I glanced down, and saw a spot on my shirt, but of course that wasn’t what she meant. She looked around as if trying to square the room with her memory. “You got a new couch?”

“Four years ago.”

She tilted her head as if making a calculation.

“Has something happened to Mom?” I asked.

She looked confused, then laughed as one does at a small child who’s gotten everything wrong. “She’s fine as of an hour ago. I tried phoning you.”

A part of me wanted to laugh, every phone in our house unplugged. I wasn’t ready to forgive her but I was glad she was here, and I wasn’t alone. Sara perched on the ottoman, her canvas bag on the floor, her keys in her lap as if she could only stay a minute. I sat on the couch.

“Looks like you’re hiding from the law,” she said, pointing at the drawn drapes and the blanket that still covered the porch window.

“People drive by,” I said. “They call. Reporters hang out. I’m famous. Or haven’t you heard?”

“Self-pity doesn’t suit you, Natalie.”

“I’m trying to be polite,” I said. “Which is more than you were to me the last time we saw each other.”

There it was. It had taken all of three minutes for me to spit it out.

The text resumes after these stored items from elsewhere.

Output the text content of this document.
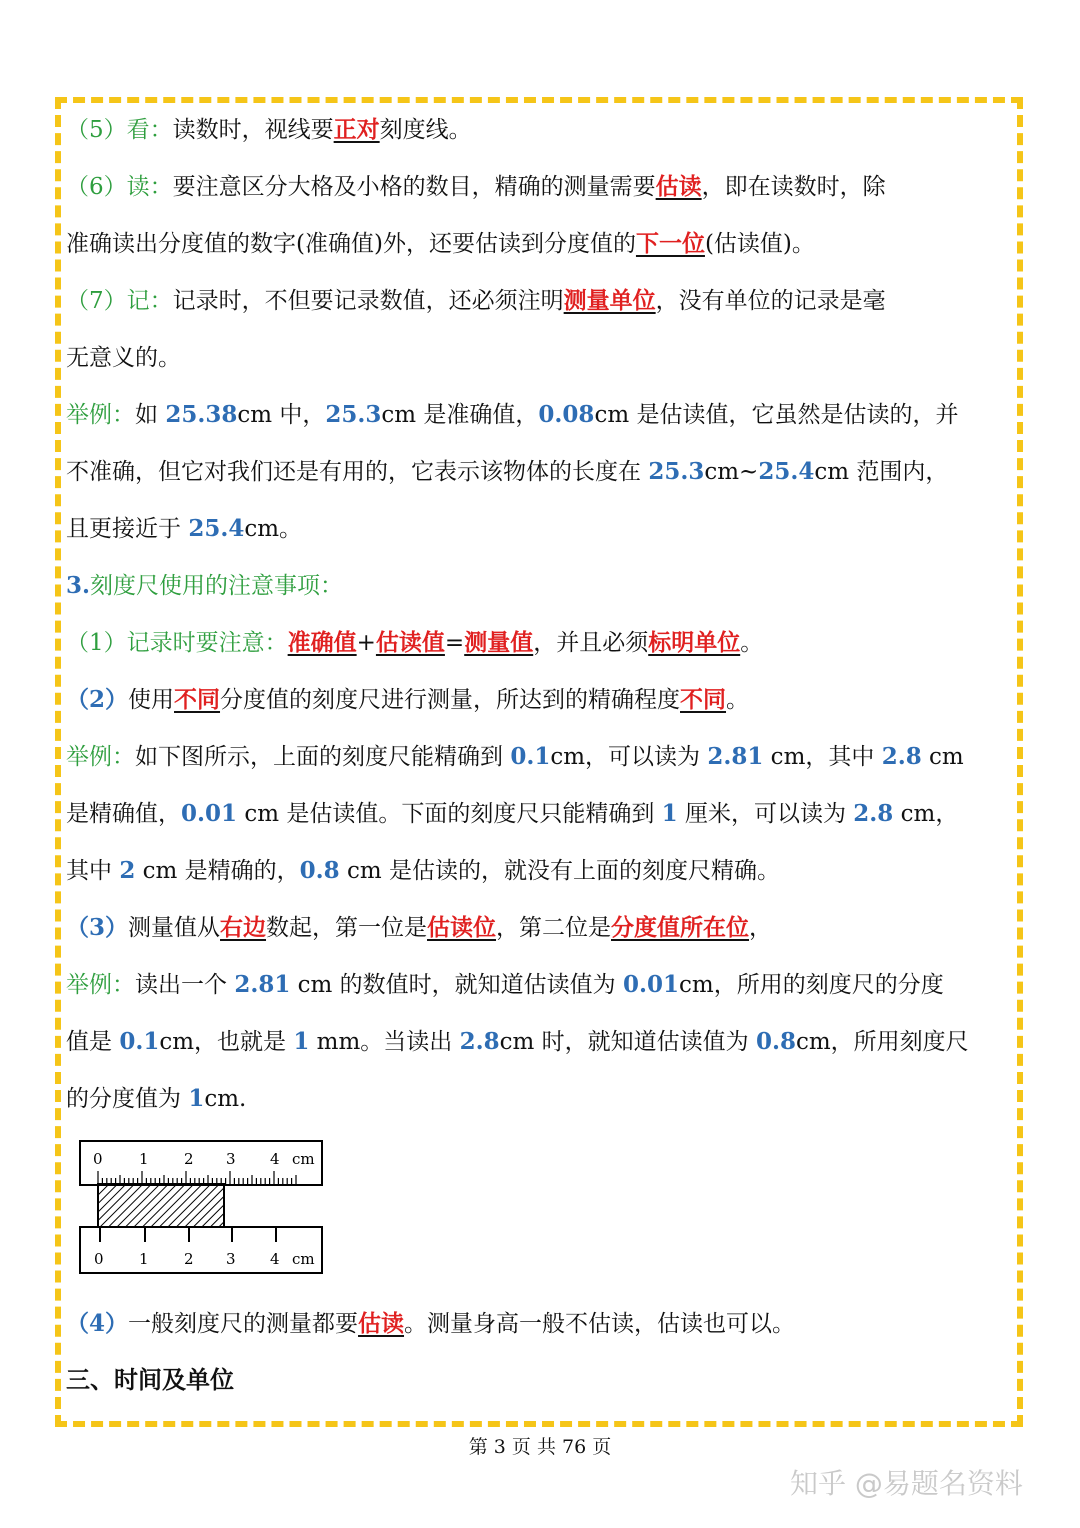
（5）看：读数时，视线要正对刻度线。
（6）读：要注意区分大格及小格的数目，精确的测量需要估读，即在读数时，除
准确读出分度值的数字(准确值)外，还要估读到分度值的下一位(估读值)。
（7）记：记录时，不但要记录数值，还必须注明测量单位，没有单位的记录是毫
无意义的。
举例：如 25.38cm 中，25.3cm 是准确值，0.08cm 是估读值，它虽然是估读的，并
不准确，但它对我们还是有用的，它表示该物体的长度在 25.3cm~25.4cm 范围内，
且更接近于 25.4cm。
3.刻度尺使用的注意事项：
（1）记录时要注意：准确值+估读值=测量值，并且必须标明单位。
（2）使用不同分度值的刻度尺进行测量，所达到的精确程度不同。
举例：如下图所示，上面的刻度尺能精确到 0.1cm，可以读为 2.81 cm，其中 2.8 cm
是精确值，0.01 cm 是估读值。下面的刻度尺只能精确到 1 厘米，可以读为 2.8 cm，
其中 2 cm 是精确的，0.8 cm 是估读的，就没有上面的刻度尺精确。
（3）测量值从右边数起，第一位是估读位，第二位是分度值所在位，
举例：读出一个 2.81 cm 的数值时，就知道估读值为 0.01cm，所用的刻度尺的分度
值是 0.1cm，也就是 1 mm。当读出 2.8cm 时，就知道估读值为 0.8cm，所用刻度尺
的分度值为 1cm.
（4）一般刻度尺的测量都要估读。测量身高一般不估读，估读也可以。
三、时间及单位
0 1 2 3 4 cm
0 1 2 3 4 cm
第 3 页 共 76 页
知乎 @易题名资料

“I’m sorry about that,” Sara said.

At our house, we tossed around apologies: sorry about the spilt milk, the errand forgotten, the tantrum, the grumpy mood. But Sara wasn’t like Eric, the kids, and me. She didn’t explain herself. She didn’t traffic in apologies. In surprise, I dropped the arms I’d folded across my chest.

Sara reached into her canvas bag with its faded store logo and pulled out a plastic bag of dried figs and a jar of peanut butter. I watched her dip a fig into the peanut butter. “Want one?” she asked.

“We have food here,” I said. “I can make you a sandwich.”

“Your sandwiches are always so overmade,” she said. She licked her fingers, then put the figs and peanut butter back in her bag. “You heard what that asshole governor of ours said on television the day Bobby was indicted?”

I said I had.

“I mean why wait for a trial before demanding the death penalty, right?” Sara’s voice rose, her arm batted the air. “You know, fuck the Bill of Rights, fuck presumed innocent. Even the president’s on the blood wagon.” She sighed. “That’s what we’re up against, Natalie.”

I glanced away from her eyes on mine. “I don’t know what we can do,” I said.

Uncharacteristically, Sara touched me. A pat on the knee. “Yes you do,” she said. “We fight back, just like you did with
Time
. We counter the monster they portray with the truth about who Bobby is.”

“I’m afraid the only truth I know is who Bobby
was
,” I said.

Sara looked as if she wanted to hit me upside the head. But her voice didn’t show it. “You know who he is,” she said. “He’s our brother, a profoundly gifted, gentle soul who has spiraled into mental illness. But the government is treating him as if he is some Middle Eastern terrorist mastermind unworthy of constitutional protection.”

I couldn’t argue. It was the truth. “Have you seen him?”

Sara shook her head. “I’ve tried, but he refuses. He won’t even see Mom.”

Bobby was consuming all of our lives, yet he wanted nothing to do with us. He remained a phantom, an abstraction we could each define in our separate ways. I wondered if Sara or my mother was any closer to understanding him than I was.

Sara talked about Bobby’s new lawyers, how I’d like them, what an incredible job they were doing, but how they could only do so much. “Mom’s hired a lawyer for the family,” she said, “someone with media connections. He’s talked to
60 Minutes
. They want us. All of us.”

“I can’t,” I said.

Sara laughed. “You’re too busy?”

“I can’t drag Eric and the kids into this any more than I already have. I have to put them first.”

“We don’t have that luxury,” Sara said. “It’s you
60 Minutes
wants.”

“Because I’m the one who turned Bobby in.”

“If you want to state the obvious. You and Eric.”

“Oh, no,” I said. “He won’t do it.”

“He has to. He can’t look like he agrees with the other side.”

Sara retied the sweater around her waist and stood. “Don’t worry,” she said. “The taping won’t be for a few weeks. You’ve got time to work your magic on hubby.” She put the canvas bag on her shoulder, a finger through the ring of her key chain.